The article is more about the business and legal ramifications of the article without capturing the user experience — which I'm happy to provide, as the Print Shop was a staple of my household. My three brothers and I used for everything from school essay cover sheets to birthday cards to banners. I remember campaigning for the elected position of seventh grade class treasurer using signs made in The Print Shop; when I defeated the most popular kid in the class in the election, he said it was because I did a better job advertising myself.
The vehicle by which The Print Shop outputted these creations was my family's ImageWriter II printer, complete with ink ribbons and pin-feed paper. Tearing the edges off the paper into long strips was practically an arts-and-crafts exercise, as they inevitably became loops, braids, and other figures.
But the time spent printing would occupy the computer, leaving it unavailable for other tasks. I remember when I discovered Quality Computers sold a 32K print buffer hardware accessory, I thought it was a ridiculous expense just to get back a few minutes of computer time. But as I discovered more that my Apple II could do and wanted to make the most of that time, it wasn't long before I decided the buffer was a worthwhile investment. Its installation coincided with my father having some computer issues, and conflating correlation with causation, he demanded I remove the buffer. I never did, and his unrelated issues eventually resolved themselves.

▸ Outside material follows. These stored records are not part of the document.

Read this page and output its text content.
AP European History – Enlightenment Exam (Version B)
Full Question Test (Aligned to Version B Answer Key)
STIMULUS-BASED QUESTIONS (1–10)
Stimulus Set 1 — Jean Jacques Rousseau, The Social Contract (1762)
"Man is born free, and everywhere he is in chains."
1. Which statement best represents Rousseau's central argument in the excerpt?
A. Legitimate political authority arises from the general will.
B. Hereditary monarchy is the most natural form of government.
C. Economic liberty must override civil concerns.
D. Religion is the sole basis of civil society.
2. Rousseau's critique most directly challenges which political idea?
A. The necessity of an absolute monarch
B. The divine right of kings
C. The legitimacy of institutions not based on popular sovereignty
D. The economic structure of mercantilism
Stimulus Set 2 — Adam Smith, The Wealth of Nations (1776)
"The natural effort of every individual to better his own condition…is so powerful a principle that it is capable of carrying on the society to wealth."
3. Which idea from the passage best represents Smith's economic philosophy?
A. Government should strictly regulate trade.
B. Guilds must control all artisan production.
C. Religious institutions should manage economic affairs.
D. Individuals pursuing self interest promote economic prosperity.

And let us note the role that desktop publishing (DTP) played in the development of Juiced.GS. Although the magazine was designed not in The Print Shop but in GraphicWriter III, an Apple IIGS program, early issues featured DTP heavily. Across six years and eleven issues, the late Dave Bennett penned a series creatively entitled "Desktop Publishing". And the final issue of Juiced.GS's first volume included M.H. "Buzz" Bester's hardware tutorial on ImageWriter maintenance.
My thanks to Smith for taking a moment not only to investigate how The Print Shop evolved, but also for prompting me to revisit these moments. ImageWriter printouts may long be faded, but these memories never will.